Group founded by Nelson Mandela to promote 52 grassroots organisations
Supporting community organisations was response to growth of xenophobia, nationalism and populism
Former Irish president Mary Robinson and Graça Machel, widow of former president Nelson Mandela, join a walk to commemorate what would have been Mandela’s 99th birthday in Cape Town, South Africa. Photograph: REUTERS/Mike Hutchings
Fifty-two grassroots organisations from around the world are to be promoted by The Elders – a group of global leaders founded by Nelson Mandela – as part of a year-long campaign to encourage empathy, diversity and tolerance globally.
Speaking at the launch of The Elders’ Walk Together campaign, Mandela’s widow, Graça Machel, said supporting inspirational community organisations was part of the group’s response to the growth of xenophobia, nationalism and populism in politics worldwide.
The overall aim of the new campaign is to promote peace, health, justice and equality, which were four crucial areas that underpin an individual’s basic rights, she said.

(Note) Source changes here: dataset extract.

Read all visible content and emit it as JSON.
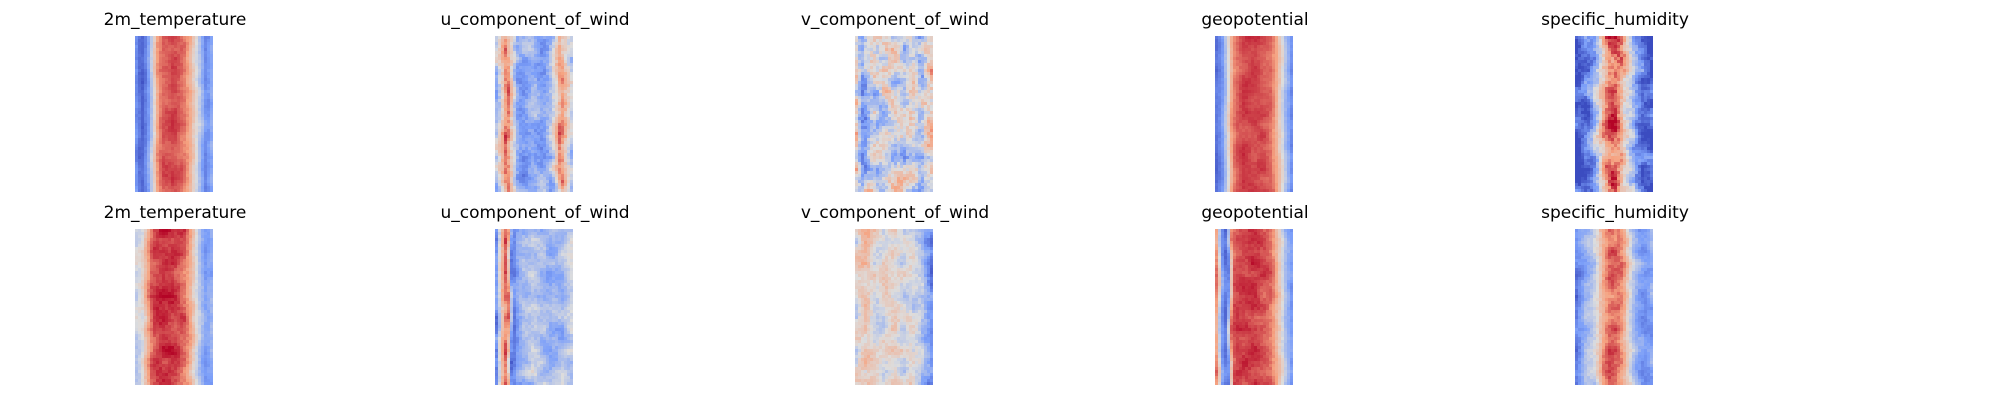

The group of statesmen and women also gathered at the Cape Town International Convention Centre on Tuesday to celebrate their organisation’s 10th birthday. Mandela formed The Elders a decade ago to use its collective experience to promote the shared interests of humanity and universal human rights.
Ms Machel, who is from Mozambique, said The Elders intended to continue his work through its latest campaign, which would celebrate one inspirational organisation each week that is trying to defend basic rights under difficult circumstances.

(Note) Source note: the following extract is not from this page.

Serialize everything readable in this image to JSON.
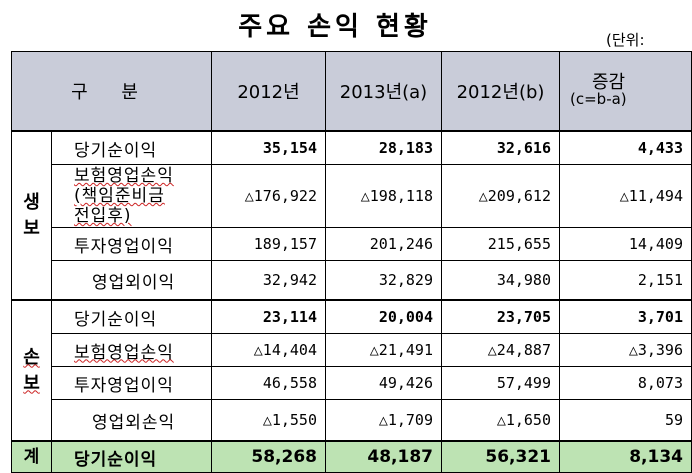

“Each [community organisation that will be profiled] is working to make progress on basic human freedoms often in the face of seemingly insurmountable challenges,” she said.
While the 52 organisations have not all been chosen yet, they are being sourced through The Elders’ global civil society partner networks, including the US-based conflict resolution group Search for Common Ground.
Once chosen the organisations will be profiled on the recently established Walk Together website as part of their efforts to “amplify their voices”, according to The Elders’ spokesperson William French.
Mrs Machel maintained the new campaign is guided by the mandate given to them by Mr Mandela, which was “to support courage where there is fear, foster agreement where there is conflict, and inspire hope where there is despair”.
She went on to warn that xenophobic, nationalist and populist political forces had recently achieved their highest levels of support around the world in decades and they needed to be confronted.
“Authoritarian leaders in every part of the world show increasing confidence in their ability to erode human rights, shrink civic space, and in the worst cases, imprison and massacre their own citizens without fear of reprisal.
“This needs to be vigorously challenged, loud and clear. Without freedom, there will be no lasting peace or security, no justice, no prosperity,” she insisted.
The Elders is made up of former heads of state, peace activists, and human rights advocates, including Kofi Annan, Ban Ki-moon, Desmond Tutu, Graça Machel, Jimmy Carter, Hina Jilani, Ireland’s Mary Robinson, and Ernesto Zedillo.
International businessman Sir Richard Branson, who was a close friend of Mr Mandela’s, was also in attendance at the event. So too were hundreds of representatives of some of Cape Town’s poorest communities.
Ahead of the launch, a large group of people led by The Elders gathered in Cape Town’s central business district for a symbolic march on Nelson Mandela International Day, to honour the global icon, who died in December 2013.